In June 1951, Charles E. Johnson earned his bachelor’s degree in industrial management from Georgia Tech. It was a proud moment for the young man from Charleston, S.C., but he wasn’t the only member of his family to be honored that day. His wife, Colleen, though not a student, was also awarded a Tech degree: “mistress of patience in husband engineering.”
“It was quite a nice thing to do,” Colleen Johnson recalls, admiring the document, now framed on the wall of her and Charles’ kitchen in James Island, S.C. “I felt very proud to receive it.”

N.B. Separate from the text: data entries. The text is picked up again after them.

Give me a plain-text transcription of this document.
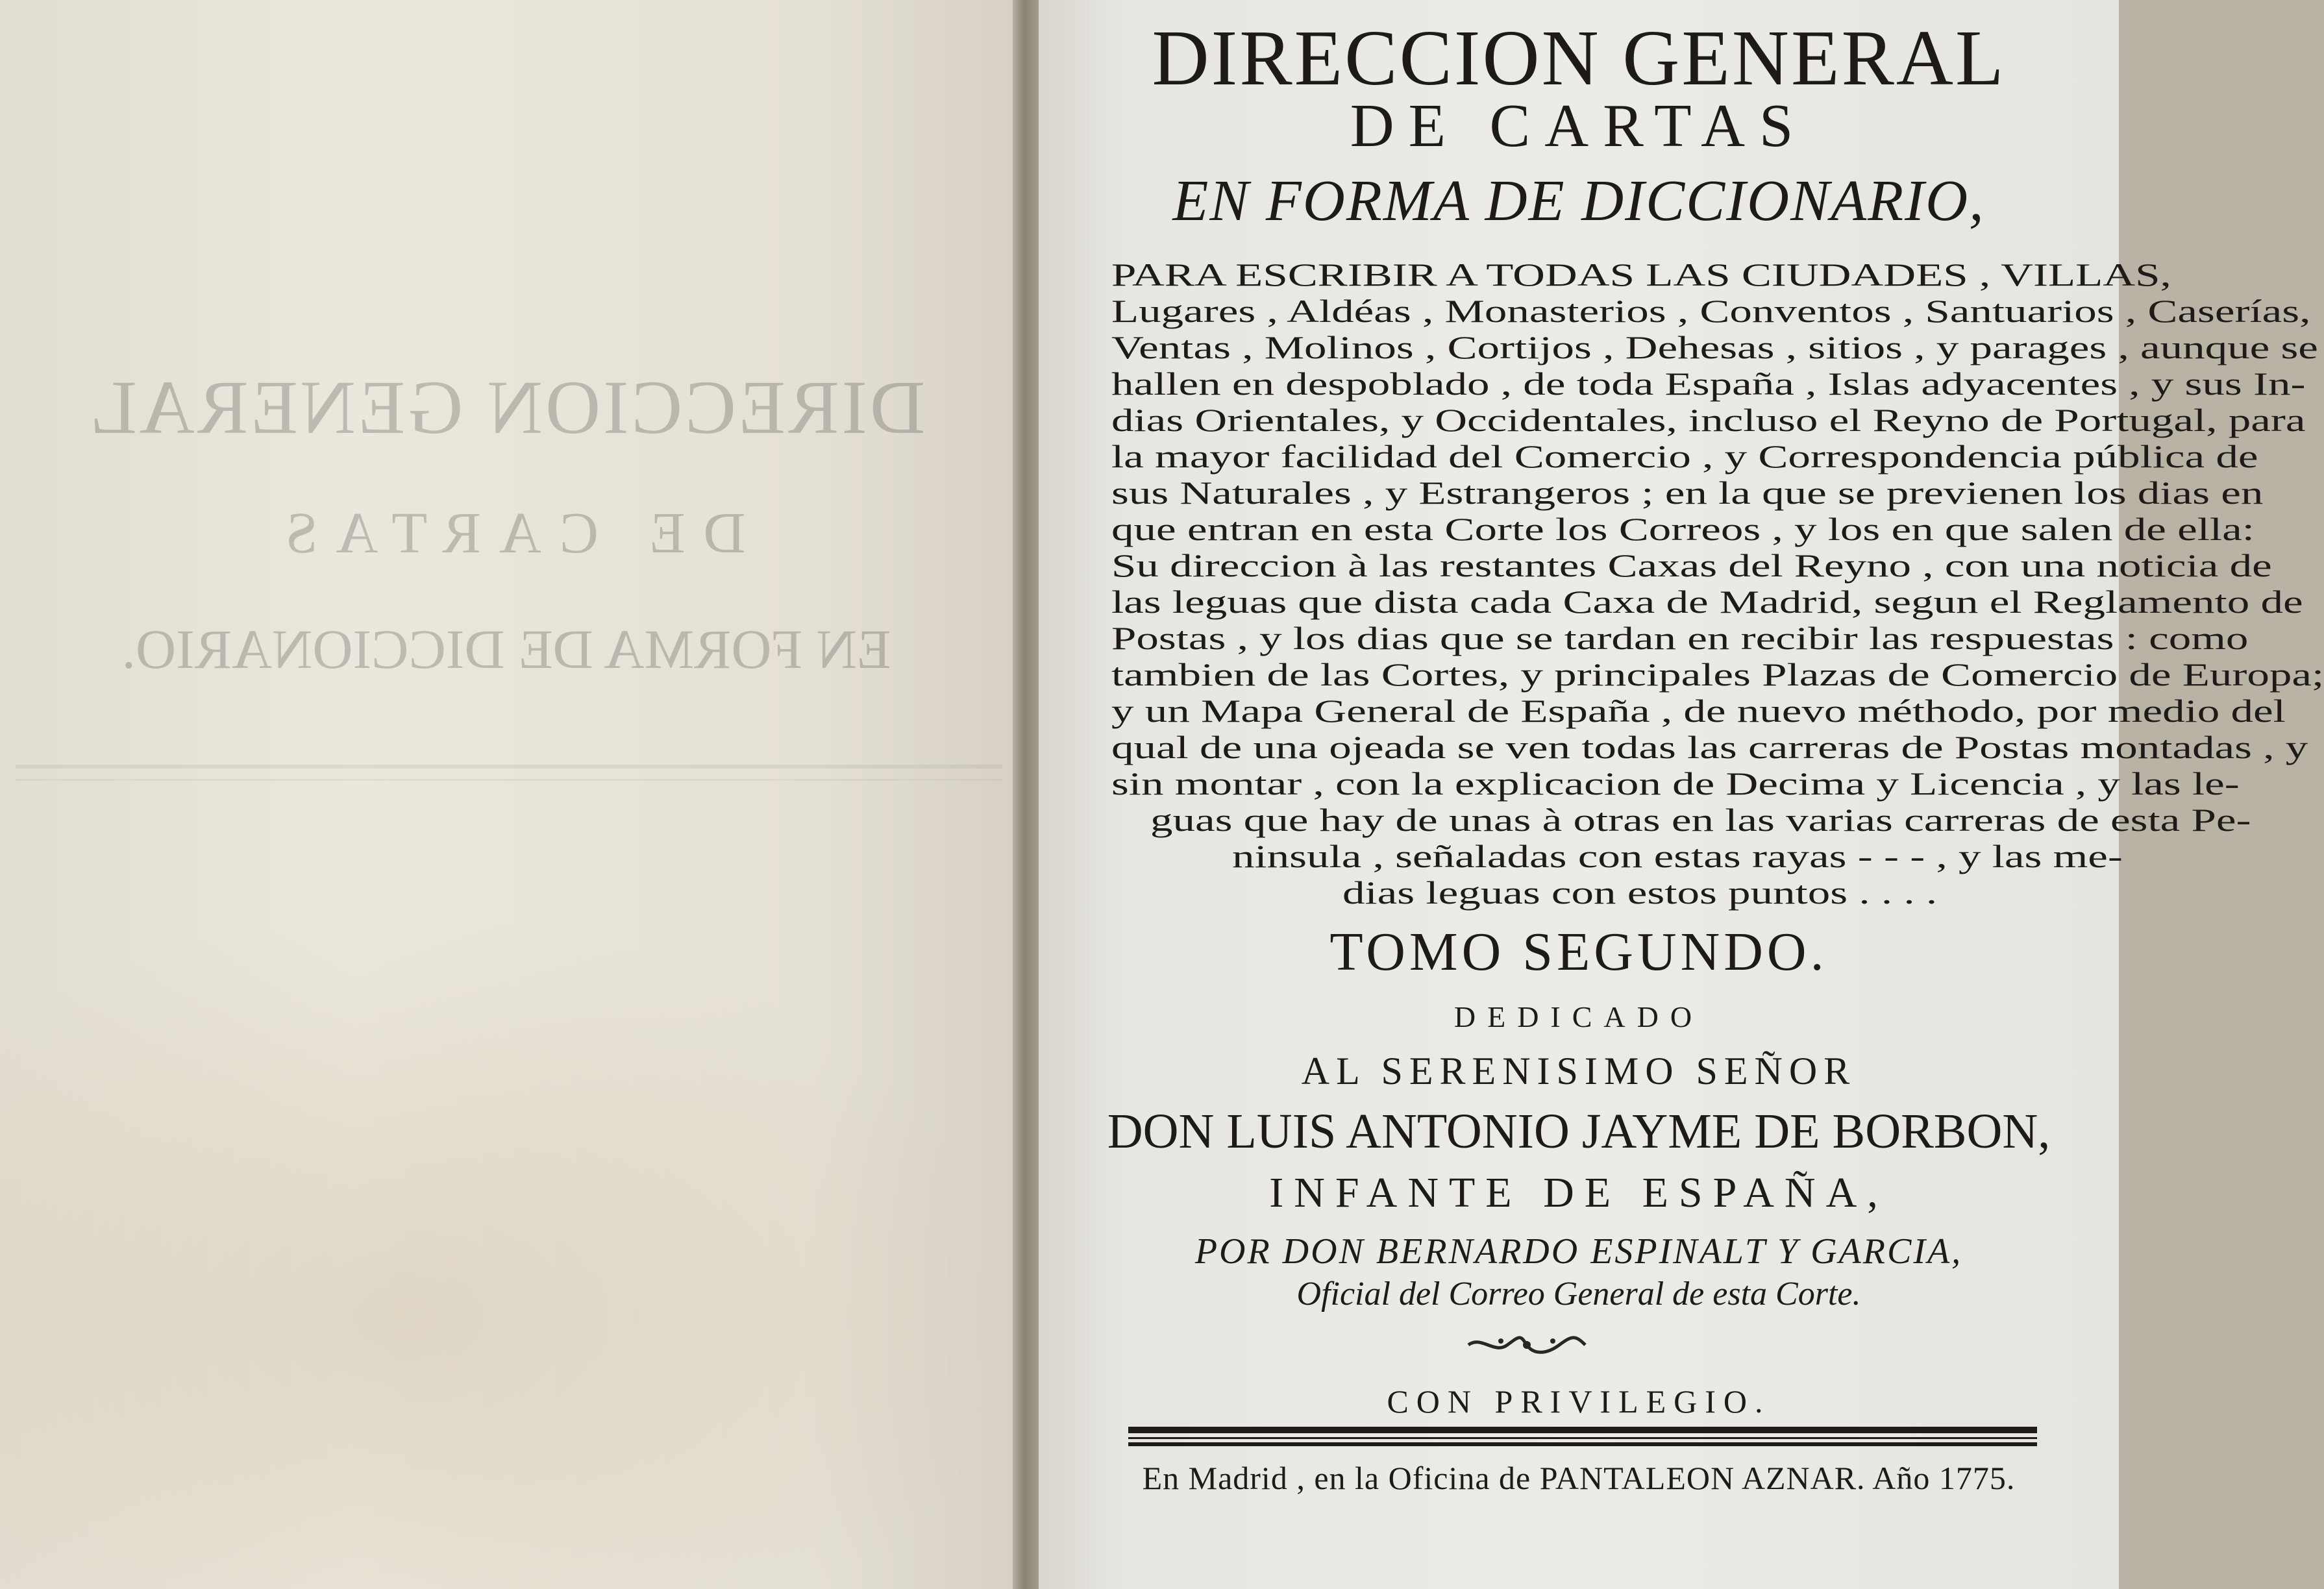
DIRECCION GENERAL
DE CARTAS
EN FORMA DE DICCIONARIO.
DIRECCION GENERAL
DE CARTAS
EN FORMA DE DICCIONARIO,
PARA ESCRIBIR A TODAS LAS CIUDADES , VILLAS,
Lugares , Aldéas , Monasterios , Conventos , Santuarios , Caserías,
Ventas , Molinos , Cortijos , Dehesas , sitios , y parages , aunque se
hallen en despoblado , de toda España , Islas adyacentes , y sus In-
dias Orientales, y Occidentales, incluso el Reyno de Portugal, para
la mayor facilidad del Comercio , y Correspondencia pública de
sus Naturales , y Estrangeros ; en la que se previenen los dias en
que entran en esta Corte los Correos , y los en que salen de ella:
Su direccion à las restantes Caxas del Reyno , con una noticia de
las leguas que dista cada Caxa de Madrid, segun el Reglamento de
Postas , y los dias que se tardan en recibir las respuestas : como
tambien de las Cortes, y principales Plazas de Comercio de Europa;
y un Mapa General de España , de nuevo méthodo, por medio del
qual de una ojeada se ven todas las carreras de Postas montadas , y
sin montar , con la explicacion de Decima y Licencia , y las le-
guas que hay de unas à otras en las varias carreras de esta Pe-
ninsula , señaladas con estas rayas - - - , y las me-
dias leguas con estos puntos . . . .
TOMO SEGUNDO.
DEDICADO
AL SERENISIMO SEÑOR
DON LUIS ANTONIO JAYME DE BORBON,
INFANTE DE ESPAÑA,
POR DON BERNARDO ESPINALT Y GARCIA,
Oficial del Correo General de esta Corte.
CON PRIVILEGIO.
En Madrid , en la Oficina de PANTALEON AZNAR. Año 1775.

Tech began awarding the honorary “mistress of patience” degree around 1946 to recognize the efforts of women who provided support—financial, academic, emotional—to their enrolled husbands. For a time, it was one of very few degrees women could obtain from the Institute: Although female students had first been admitted to the Evening School of Commerce in the late 1910s, women weren’t allowed to officially enroll at the Institute until 1952, and some programs held out on matriculating female students until 1968.

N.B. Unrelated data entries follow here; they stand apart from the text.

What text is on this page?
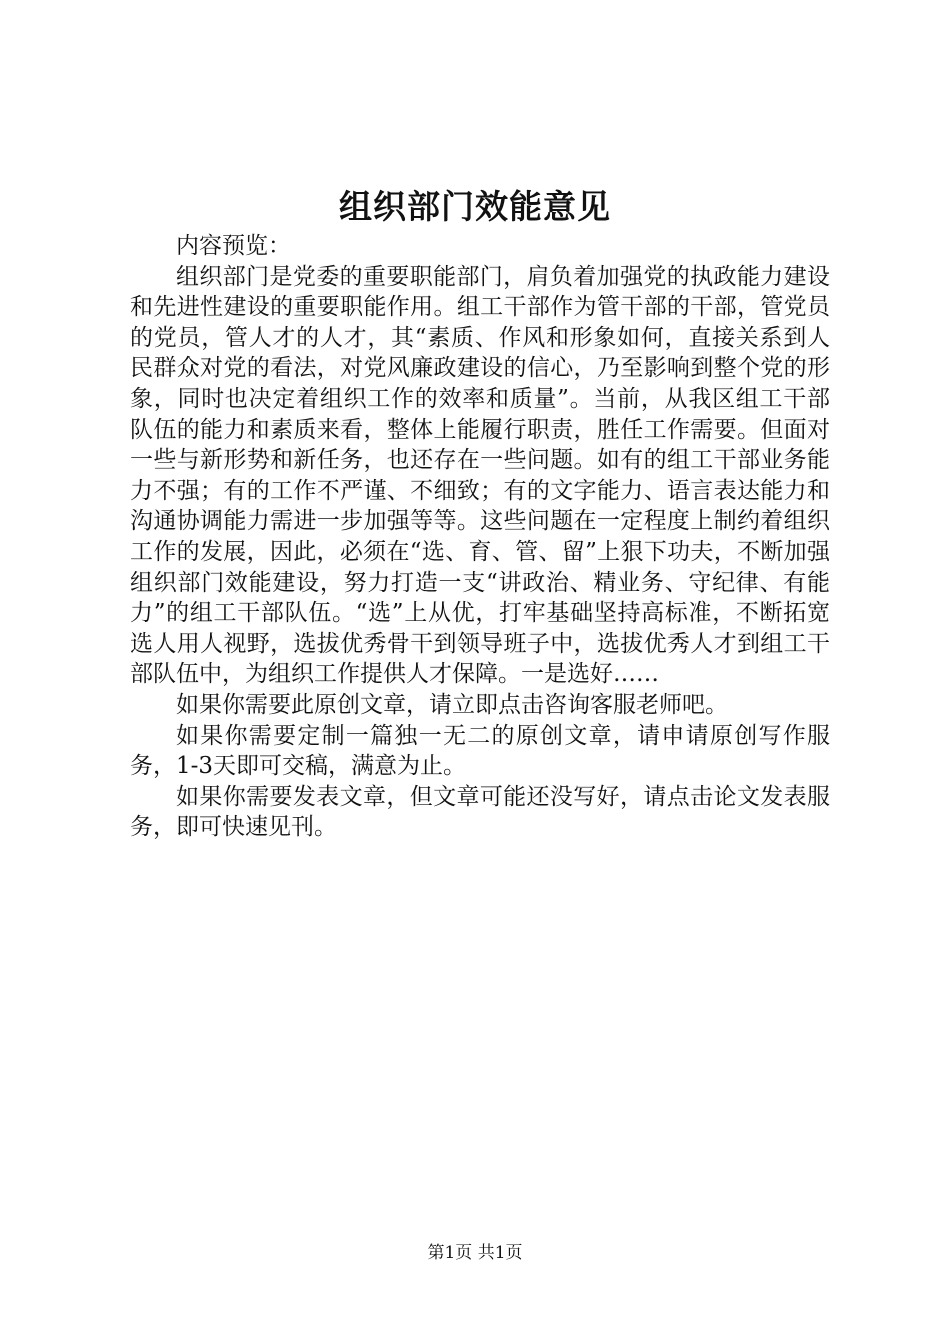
组织部门效能意见

内容预览：

组织部门是党委的重要职能部门，肩负着加强党的执政能力建设和先进性建设的重要职能作用。组工干部作为管干部的干部，管党员的党员，管人才的人才，其“素质、作风和形象如何，直接关系到人民群众对党的看法，对党风廉政建设的信心，乃至影响到整个党的形象，同时也决定着组织工作的效率和质量”。当前，从我区组工干部队伍的能力和素质来看，整体上能履行职责，胜任工作需要。但面对一些与新形势和新任务，也还存在一些问题。如有的组工干部业务能力不强；有的工作不严谨、不细致；有的文字能力、语言表达能力和沟通协调能力需进一步加强等等。这些问题在一定程度上制约着组织工作的发展，因此，必须在“选、育、管、留”上狠下功夫，不断加强组织部门效能建设，努力打造一支“讲政治、精业务、守纪律、有能力”的组工干部队伍。“选”上从优，打牢基础坚持高标准，不断拓宽选人用人视野，选拔优秀骨干到领导班子中，选拔优秀人才到组工干部队伍中，为组织工作提供人才保障。一是选好……

如果你需要此原创文章，请立即点击咨询客服老师吧。

如果你需要定制一篇独一无二的原创文章，请申请原创写作服务，1-3天即可交稿，满意为止。

如果你需要发表文章，但文章可能还没写好，请点击论文发表服务，即可快速见刊。

第1页 共1页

According to Marilyn Somers, Director of the Alumni Association’s Living History program, male students could apply through the dean of students’ office to see that their wives received the mistress of patience degree. Incomplete records were kept as to how many were given and to whom, though it’s known that Blake R. Van Leer was the first president to confer the honors. “President Harrison apparently signed some, too,” Somers says, “but the demand for them faded and they stopped being available.”
From afar, the mistress of patience degree resembles a normal Tech diploma, but up close, key differences are clear. The bottom left-hand corner bears not the Institute’s official seal but the symbol of two rolling pins crossed over an early (very pre-Buzz) rendering of a yellow jacket.
And in lieu of the standard copy, a mistress of patience diploma declares that its recipient has “successfully persevered for many months despite the necessity of encouraging and supporting a husband, the endless unintelligible conversations concerning formulae and point averages, the excuses, the blame placed on the imaginary injustice of professors, and the long hours of burning midnight oil, and has at last accomplished the graduation of aforesaid husband.”
In a way, Colleen Johnson entered into her degree program before her husband began his. The day after she and Charles arrived in Atlanta, she picked up a copy of the Atlanta Journal and promptly found a secretarial job.
“I was able to get a little bonus right at first and so we used that and lived in the officers quarters of the Naval air station,” she remembers. “I’d come home, get out of the car, and he’d jump in the car and go down to his night studies at Georgia Tech, and that was our routine.”
During that first summer, Colleen cooked her and Charles’ meals on a one-burner hot plate in their one-bedroom apartment, where they shared a dormitory bathroom with other families on the airbase. Drawing on her secretarial experience with the U.S. Army ground forces (she’d previously worked on a weaponry project at Ft. Bragg that was so top-secret she had to remove her typewriter ribbon and stash supplies in a vault every night), she worked for the Atlanta Journal for a time, then for Coca-Cola.
“It was tight—we just had to do what we had to do,” Johnson says. “We would go to Piedmont Park and I would coach him in all of the things he needed to learn, like chemical equations, all kinds of math and English questions. I’d go over the studies with him and he remembered them by rote after two or three months of just drilling.”
It wasn’t all work, though. Charles joined Alpha Tau Omega, which “took care of the social activities.” During the couple’s first year in Atlanta, Colleen won the Blueprint’s annual “beauties of Tech” contest, that year judged by Li’l Abner creator Al Capp, and appeared in the yearbook. And she found some time to take classes herself, enrolling in music and art courses at Emory University.
After Charles’ graduation, the couple moved to Florida, where he was stationed at Tyndall Air Force Base. Johnson spent the next few years raising children and doing volunteer work. And though she took a few more art and music classes, she never earned a “real” college diploma.
Still, she’s as proud of her mistress of patience degree as any official Yellow Jacket. “The Tech experience helped me tremendously,” she says. “It gave me a place where I fit in, where I could sit in and feel part of something. It enabled me to be more of the strong individual that I’ve become.”